Her ne kadar Monte Carlo, daha çok deniz tatili ya da bitmeyen gece hayatı arayanların tercih ettiği bir gezi rotası olsa da, mimari ve tarihi açıdan da pek çok zenginliğe sahip. Katedraller, müzeler ya da sarayları gezmek keyifli olacaktır.
Église Sainte-Devote
Hikâyeye göre Ortaçağ döneminde beyliğin hamisi olan Devote, 4. yüzyılda Corsica’da şehit olur. Küçük bir tekneye konan bedeni, Monaco sahiline vurur. Yüzyıllar sonra bu bölgeye onun ruhunu onurlandırmak adına bu kilise inşa edilir.
Cathedrale de Monaco
1875 yılında inşa edilen katedral, La Turbie’den getirilen beyaz taşlarla yapılmıştır. İçyapısı da dışı kadar ihtişamlı olan katedralde Prenses Grace’in mezarı da bulunuyor.
Palais Princier: Les grands Appartements
Eski Monaco olarak adlandırılan bölgenin ortasında bulunan bu devasa saray, zamanında Monaco Prensi’nin eviydi. Düzenlenen rehberli gezilerle içerisindeki lüks daireleri görebilirsiniz.
Musee de la Chapella de la Visitation
İtalyan Barok tarzının en iyi örneklerinden biri olan yapıyı gezerken öncelikle mimarisinden etkileneceksiniz.
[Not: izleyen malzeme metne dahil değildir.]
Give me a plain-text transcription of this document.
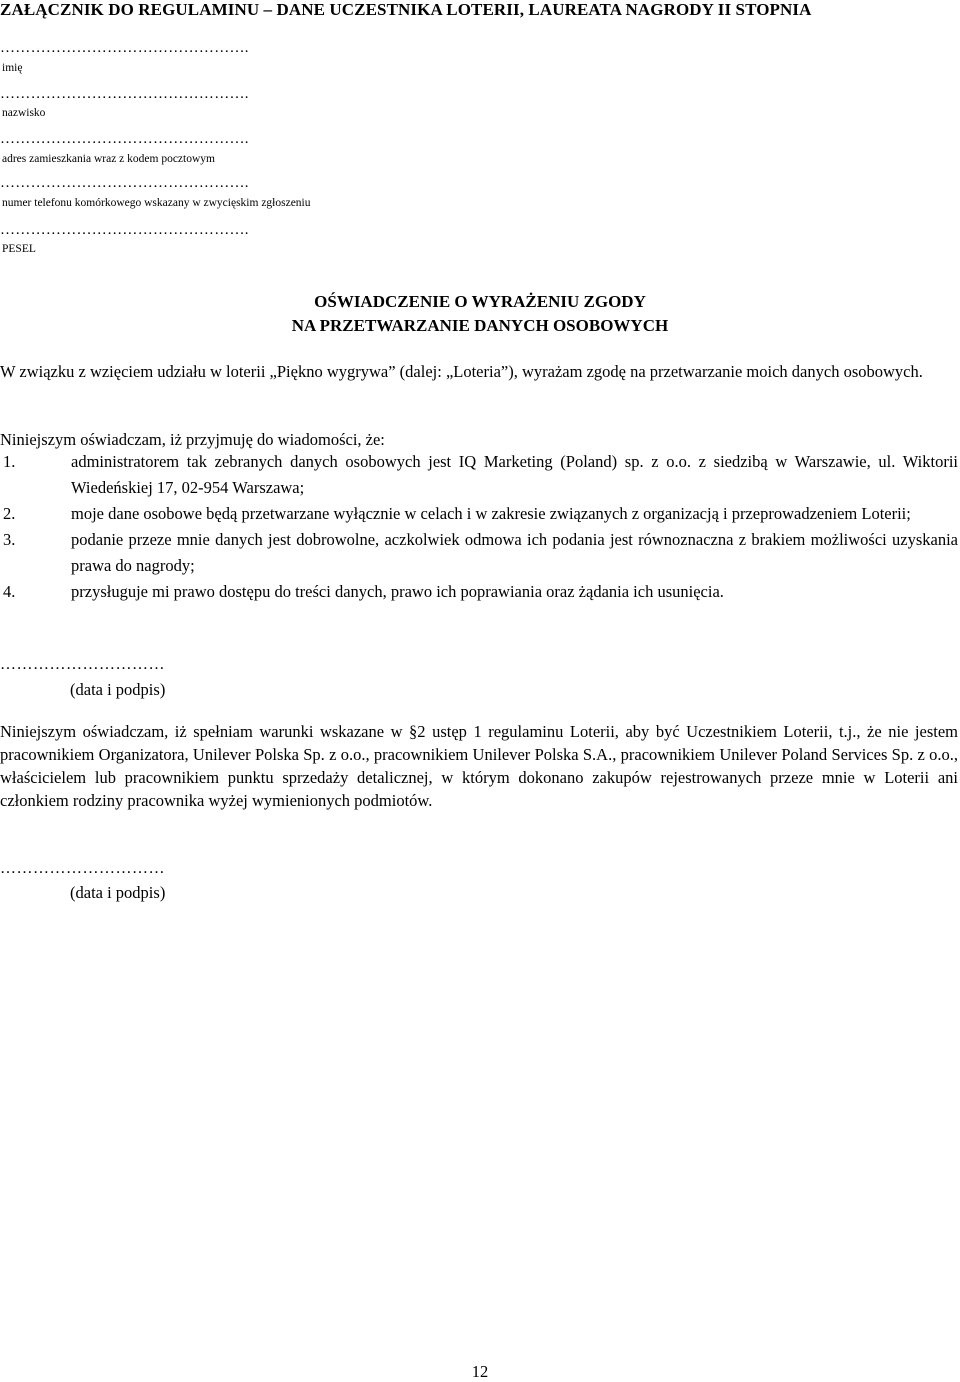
ZAŁĄCZNIK DO REGULAMINU – DANE UCZESTNIKA LOTERII, LAUREATA NAGRODY II STOPNIA
………………………………………….
imię
………………………………………….
nazwisko
………………………………………….
adres zamieszkania wraz z kodem pocztowym
………………………………………….
numer telefonu komórkowego wskazany w zwycięskim zgłoszeniu
………………………………………….
PESEL
OŚWIADCZENIE O WYRAŻENIU ZGODY
NA PRZETWARZANIE DANYCH OSOBOWYCH
W związku z wzięciem udziału w loterii „Piękno wygrywa” (dalej: „Loteria”), wyrażam zgodę na przetwarzanie moich danych osobowych.
Niniejszym oświadczam, iż przyjmuję do wiadomości, że:
1.	administratorem tak zebranych danych osobowych jest IQ Marketing (Poland) sp. z o.o. z siedzibą w Warszawie, ul. Wiktorii Wiedeńskiej 17, 02-954 Warszawa;
2.	moje dane osobowe będą przetwarzane wyłącznie w celach i w zakresie związanych z organizacją i przeprowadzeniem Loterii;
3.	podanie przeze mnie danych jest dobrowolne, aczkolwiek odmowa ich podania jest równoznaczna z brakiem możliwości uzyskania prawa do nagrody;
4.	przysługuje mi prawo dostępu do treści danych, prawo ich poprawiania oraz żądania ich usunięcia.
…………………………
(data i podpis)
Niniejszym oświadczam, iż spełniam warunki wskazane w §2 ustęp 1 regulaminu Loterii, aby być Uczestnikiem Loterii, t.j., że nie jestem pracownikiem Organizatora, Unilever Polska Sp. z o.o., pracownikiem Unilever Polska S.A., pracownikiem Unilever Poland Services Sp. z o.o., właścicielem lub pracownikiem punktu sprzedaży detalicznej, w którym dokonano zakupów rejestrowanych przeze mnie w Loterii ani członkiem rodziny pracownika wyżej wymienionych podmiotów.
…………………………
(data i podpis)
12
Uzun zamandır müze olarak kullanılan yerde Rubens, Ribera ve Zurbaran’ın eserlerini görmek mümkündür.
Görülmesi gereken diğer yerler: Église Saint-Charles, Chapelle de la Miséricorde, Musée National: Villa Sauber, Musée Océanographique et Aquarium, Musée naval de Monaco, Musée d'Anthropologie préhistorique, Fort Antoine.